Na última quarta-feira, ele errou em dois gols do Bayern de Munique. Os chutes de Franck Ribéry e Arjen Robben vieram na trave que ele estava protegendo e entraram. E não foi nem a primeira falha do goleiro do Manchester City, que também foi responsabilizado pela derrota para o Cardiff City e por um gol de James Morrison em amistoso contra a Escócia, em agosto.

A mídia inglesa não precisa de motivo para fazer estardalhaço, então imagina quando um assistente de Roy Hodgson critica o goleiro titular, como fez Gary Neville na transmissão da Sky Sports, da qual é comentarista. “Ele precisa fazer melhor. (A bola) Passa pelas suas mãos”, disse depois do primeiro gol, de Ribéry. “De novo, na trave dele. É a segunda vez que ele é vencido ali”, acrescentou, ao ver Robben acertar um chute de perna direita.

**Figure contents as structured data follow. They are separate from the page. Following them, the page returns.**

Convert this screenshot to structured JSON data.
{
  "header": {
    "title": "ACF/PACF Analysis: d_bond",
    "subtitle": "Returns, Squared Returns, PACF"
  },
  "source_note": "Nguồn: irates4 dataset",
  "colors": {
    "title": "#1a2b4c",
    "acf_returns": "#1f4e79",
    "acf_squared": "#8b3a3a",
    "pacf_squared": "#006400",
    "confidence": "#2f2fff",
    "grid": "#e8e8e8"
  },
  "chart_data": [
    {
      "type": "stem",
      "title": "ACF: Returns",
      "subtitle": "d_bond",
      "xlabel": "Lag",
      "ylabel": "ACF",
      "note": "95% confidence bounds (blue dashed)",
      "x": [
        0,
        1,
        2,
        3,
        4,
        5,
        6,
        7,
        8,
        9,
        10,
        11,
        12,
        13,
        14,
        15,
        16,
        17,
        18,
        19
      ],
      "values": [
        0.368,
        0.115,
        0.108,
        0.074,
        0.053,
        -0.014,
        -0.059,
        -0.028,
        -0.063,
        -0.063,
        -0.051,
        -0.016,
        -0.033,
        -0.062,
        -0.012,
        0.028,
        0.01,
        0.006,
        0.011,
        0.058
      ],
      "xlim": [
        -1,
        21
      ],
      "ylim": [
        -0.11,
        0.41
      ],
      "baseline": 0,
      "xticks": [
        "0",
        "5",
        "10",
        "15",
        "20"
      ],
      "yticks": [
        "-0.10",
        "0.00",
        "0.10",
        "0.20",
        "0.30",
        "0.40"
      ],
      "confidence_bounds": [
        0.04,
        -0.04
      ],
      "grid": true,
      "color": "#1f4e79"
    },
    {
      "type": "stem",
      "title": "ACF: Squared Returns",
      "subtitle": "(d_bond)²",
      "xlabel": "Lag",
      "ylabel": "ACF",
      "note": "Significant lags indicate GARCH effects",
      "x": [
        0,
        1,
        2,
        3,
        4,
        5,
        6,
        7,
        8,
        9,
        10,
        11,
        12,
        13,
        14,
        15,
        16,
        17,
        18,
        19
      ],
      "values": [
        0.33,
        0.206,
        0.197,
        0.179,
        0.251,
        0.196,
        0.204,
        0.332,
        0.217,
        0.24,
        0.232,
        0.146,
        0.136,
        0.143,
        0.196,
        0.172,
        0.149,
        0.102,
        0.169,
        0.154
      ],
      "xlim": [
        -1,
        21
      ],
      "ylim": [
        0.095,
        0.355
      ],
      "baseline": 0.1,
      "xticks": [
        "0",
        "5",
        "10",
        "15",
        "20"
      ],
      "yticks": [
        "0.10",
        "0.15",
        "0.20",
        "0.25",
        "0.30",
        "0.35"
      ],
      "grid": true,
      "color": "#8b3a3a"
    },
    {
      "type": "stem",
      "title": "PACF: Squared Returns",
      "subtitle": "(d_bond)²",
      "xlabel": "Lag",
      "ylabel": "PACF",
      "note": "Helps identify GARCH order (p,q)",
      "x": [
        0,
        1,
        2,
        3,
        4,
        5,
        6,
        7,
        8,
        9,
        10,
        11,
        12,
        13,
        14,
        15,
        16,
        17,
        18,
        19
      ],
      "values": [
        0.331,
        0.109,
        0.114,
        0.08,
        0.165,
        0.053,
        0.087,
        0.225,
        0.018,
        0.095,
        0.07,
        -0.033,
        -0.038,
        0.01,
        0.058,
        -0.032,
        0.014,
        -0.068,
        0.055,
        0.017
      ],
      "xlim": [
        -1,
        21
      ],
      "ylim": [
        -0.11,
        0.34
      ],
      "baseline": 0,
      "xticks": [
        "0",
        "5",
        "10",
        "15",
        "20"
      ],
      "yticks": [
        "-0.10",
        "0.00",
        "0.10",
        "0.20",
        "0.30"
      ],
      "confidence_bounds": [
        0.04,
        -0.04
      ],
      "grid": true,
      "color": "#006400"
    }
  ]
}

Hodgson foi rápido. Nesta quinta-feira, disse que nunca se sentiu decepcionado com Hart e que não planeja mudar o titular. Será que não deveria? Fraser Forster parou o Barcelona na última temporada da Liga dos Campeões e mais uma vez impressionou contra os catalães, na terça-feira passada. Robert Green, veterano de 33 anos, colocou o brasileiro Júlio César no banco no Queens Park Rangers e pode ser uma opção. A imprensa britânica também fala em Ben Foster, do West Brom, Jack Butland, do Barnsley, e John Ruddy, do Norwich.

O técnico prefere dar moral para o seu goleiro. Sabe que precisa dele para os jogos contra Montenegro, em 11 de outubro, e Polônia, quatro dias depois, que vão definir a classificação da seleção inglesa para a Copa do Mundo de 2014. Na Eliminatória para a Eurocopa de 2008, o goleiro era Paul Robinson, mas Steve McLaren decidiu trocá-lo por Scott Carson na partida decisiva contra a Croácia. Ele falhou, e a Inglaterra não conseguiu vaga.

Os dois jogos serão em Wembley, aos olhos da torcida, e o único ponto que dá vantagem aos campeões mundiais de 1966 não é suficiente para correr riscos. Por enquanto, Hodgson vai com o diabo que ele conhece, mas depois não faria mal conhecer mais alguns.